Tem que se ter Inspeções verdadeiras e autónomas, não se pode ter um Juiz Inspetor, por exemplo, que vai inspecionar o seu colega e, que está condicionado porque, por exemplo, dentro de um ano ele pode ser Juiz e o colega inspector invertendo-se assim os papéis.
Portanto, a Inspeção deve ser também para todo o serviço da Justiça, para todos os tribunais,tem que ser autónoma, servindo inclusivé para o Supremo Tribunal de Justiça que não é actualmente inspecionado. Mas para isso as inspecções têm de ter determinadas características e exigências.
É preciso que haja verdadeiras inspeções que não são meros rituais, mas sim que avaliem a qualidade das decisões judiciais.
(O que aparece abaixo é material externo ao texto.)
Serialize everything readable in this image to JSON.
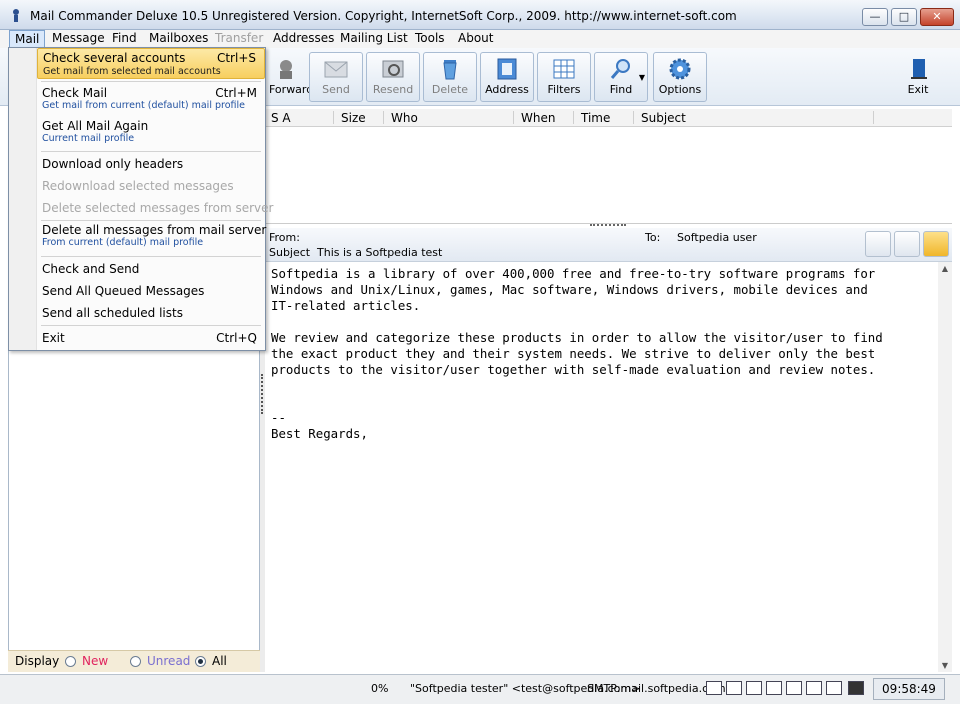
{
  "window": {
    "title": "Mail Commander Deluxe 10.5 Unregistered Version. Copyright, InternetSoft Corp., 2009. http://www.internet-soft.com",
    "min_glyph": "—",
    "max_glyph": "□",
    "close_glyph": "✕"
  },
  "menubar": [
    "Mail",
    "Message",
    "Find",
    "Mailboxes",
    "Transfer",
    "Addresses",
    "Mailing List",
    "Tools",
    "About"
  ],
  "toolbar": {
    "forward": "Forward",
    "send": "Send",
    "resend": "Resend",
    "delete": "Delete",
    "address": "Address",
    "filters": "Filters",
    "find": "Find",
    "options": "Options",
    "exit": "Exit"
  },
  "mail_menu": {
    "check_several": "Check several accounts",
    "check_several_key": "Ctrl+S",
    "check_several_sub": "Get mail from selected mail accounts",
    "check_mail": "Check Mail",
    "check_mail_key": "Ctrl+M",
    "check_mail_sub": "Get mail from current (default) mail profile",
    "get_all": "Get All Mail Again",
    "get_all_sub": "Current mail profile",
    "download_headers": "Download only headers",
    "redownload": "Redownload selected messages",
    "delete_selected_server": "Delete selected messages from server",
    "delete_all_server": "Delete all messages from mail server",
    "delete_all_server_sub": "From current (default) mail profile",
    "check_and_send": "Check and Send",
    "send_queued": "Send All Queued Messages",
    "send_scheduled": "Send all scheduled lists",
    "exit": "Exit",
    "exit_key": "Ctrl+Q"
  },
  "message_list": {
    "columns": [
      "S A",
      "Size",
      "Who",
      "When",
      "Time",
      "Subject"
    ]
  },
  "preview": {
    "from_label": "From:",
    "to_label": "To:",
    "to_value": "Softpedia user",
    "subject_label": "Subject",
    "subject_value": "This is a Softpedia test",
    "body": "Softpedia is a library of over 400,000 free and free-to-try software programs for\nWindows and Unix/Linux, games, Mac software, Windows drivers, mobile devices and\nIT-related articles.\n\nWe review and categorize these products in order to allow the visitor/user to find\nthe exact product they and their system needs. We strive to deliver only the best\nproducts to the visitor/user together with self-made evaluation and review notes.\n\n\n--\nBest Regards,"
  },
  "display_filter": {
    "label": "Display",
    "options": [
      "New",
      "Unread",
      "All"
    ],
    "selected": "All",
    "new_color": "#e0245e",
    "unread_color": "#7a6fd0"
  },
  "status": {
    "progress": "0%",
    "sender": "\"Softpedia tester\" <test@softpedia.com>",
    "smtp": "SMTP:mail.softpedia.com",
    "time": "09:58:49"
  }
}
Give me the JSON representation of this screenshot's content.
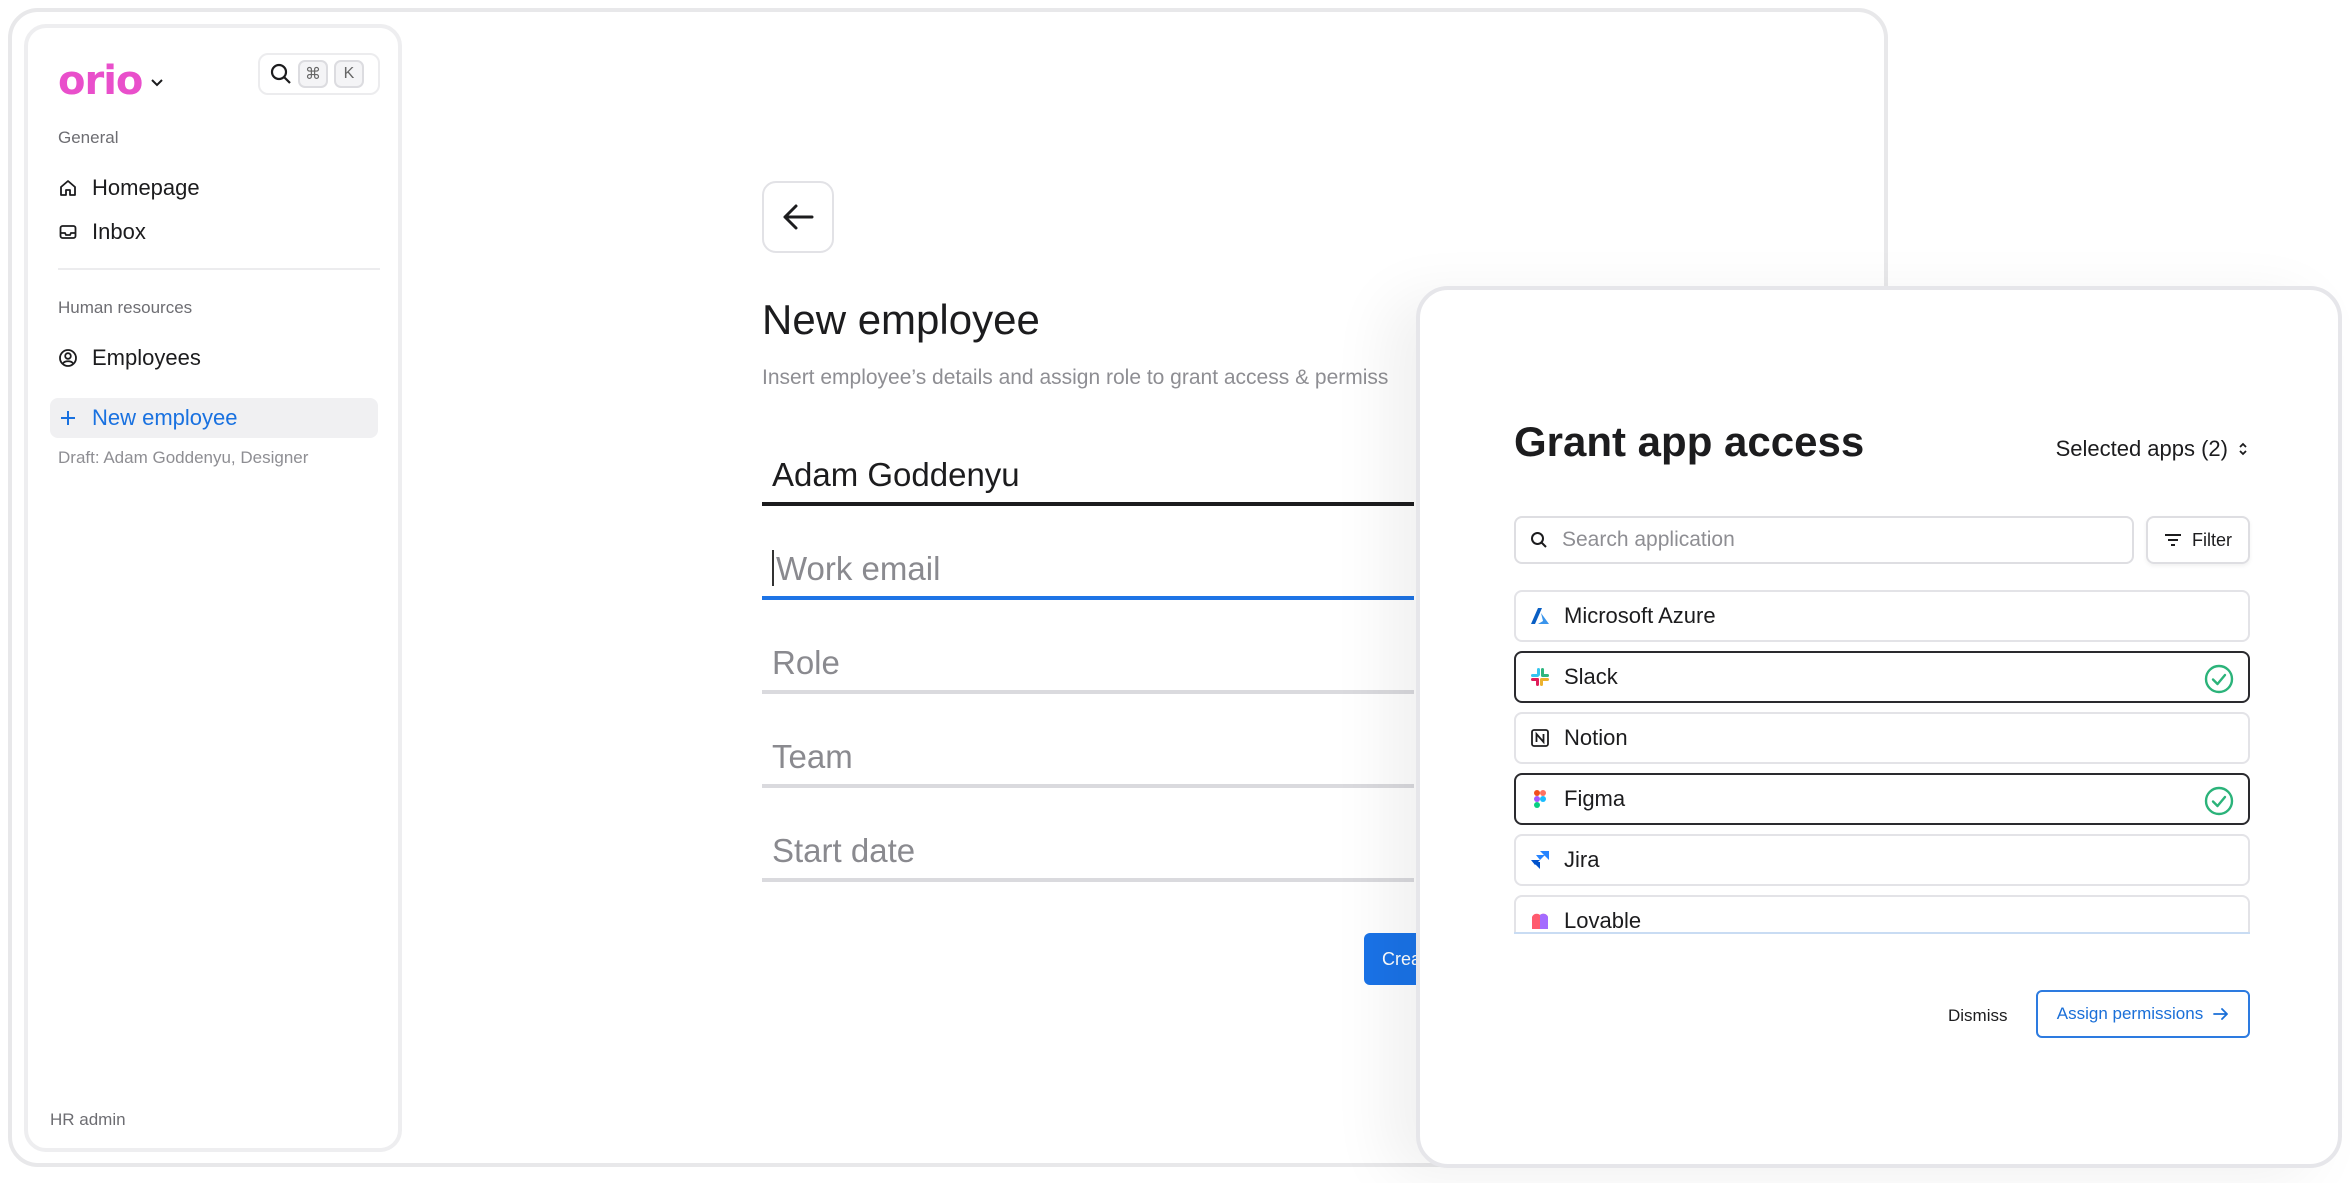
{
  "sidebar": {
    "logo": "orio",
    "shortcut_keys": [
      "⌘",
      "K"
    ],
    "sections": [
      {
        "label": "General",
        "items": [
          {
            "label": "Homepage",
            "icon": "home-icon"
          },
          {
            "label": "Inbox",
            "icon": "inbox-icon"
          }
        ]
      },
      {
        "label": "Human resources",
        "items": [
          {
            "label": "Employees",
            "icon": "user-circle-icon"
          }
        ]
      }
    ],
    "active_item": {
      "label": "New employee",
      "icon": "plus-icon"
    },
    "draft": "Draft: Adam Goddenyu, Designer",
    "footer": "HR admin"
  },
  "form": {
    "title": "New employee",
    "subtitle": "Insert employee’s details and assign role to grant access & permiss",
    "fields": [
      {
        "value": "Adam Goddenyu",
        "state": "filled"
      },
      {
        "value": "Work email",
        "state": "focused-placeholder"
      },
      {
        "value": "Role",
        "state": "placeholder"
      },
      {
        "value": "Team",
        "state": "placeholder"
      },
      {
        "value": "Start date",
        "state": "placeholder"
      }
    ],
    "create_label": "Crea"
  },
  "modal": {
    "title": "Grant app access",
    "selected_apps": "Selected apps (2)",
    "search_placeholder": "Search application",
    "filter_label": "Filter",
    "apps": [
      {
        "name": "Microsoft Azure",
        "icon": "azure-icon",
        "selected": false
      },
      {
        "name": "Slack",
        "icon": "slack-icon",
        "selected": true
      },
      {
        "name": "Notion",
        "icon": "notion-icon",
        "selected": false
      },
      {
        "name": "Figma",
        "icon": "figma-icon",
        "selected": true
      },
      {
        "name": "Jira",
        "icon": "jira-icon",
        "selected": false
      },
      {
        "name": "Lovable",
        "icon": "lovable-icon",
        "selected": false
      }
    ],
    "dismiss_label": "Dismiss",
    "assign_label": "Assign permissions"
  },
  "colors": {
    "brand": "#e94fcb",
    "accent": "#1a73e8",
    "check": "#2bb37a"
  }
}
Há por exemplo juízes que produzem repetidas decisões erradas ou tecnicamente infundadas, que não aplicam bem o direito, que proferem sentenças, que, digamos não sejam consentâneas com o direito vigente, portanto, um juiz assim não pode estar a exercer um tal cargo.
Podia-se resolver isso de alguma forma com a criação da figura do Provedor de Justiça que é uma instância importante porque é um instrumento de fiscalização que pode ser muito útil.
Se tivermos um Provedor de Justiça, uma personalidade importante, capaz e independente, quando o cidadão tem problemas recorre a essa figura que pode fazer andar os processos por exemplo. Claro que não interfere, não pode interferir nas decisões judiciais, mas pode interrogar, por exemplo, sobre o porquê de um processo que dura 3 ou 4 anos. Existem prescrições incríveis que não se justificam, há processos que andam rapidamente, enquanto outros ficam na gaveta, o que pode levantar legitimamente suspeitas... então é um mar de problemas.
Para mim o diagnóstico está feito há muito tempo, falta é um governo com coragem política para tomar certo tipo de decisões, mesmo que firam alguns interesses, nomeadamente alguns interesses corporativos. Por vezes dá a idéia de que andamos à volta dos problemas da justiça. Fingimos que estamos a resolver os problemas mas não tocamos onde devemos tocar, porque é incómodo, porque é difícil, porque pode trazer de imediato reacções negativas e fortes.
RA: Quando se fala em instalação de Tribunais como o Constitucional, que exigem especializações de Magistrados não estou a ver em Cabo Verde, conforme o senhor também reconheceu, muita abundância de especialistas em Direito...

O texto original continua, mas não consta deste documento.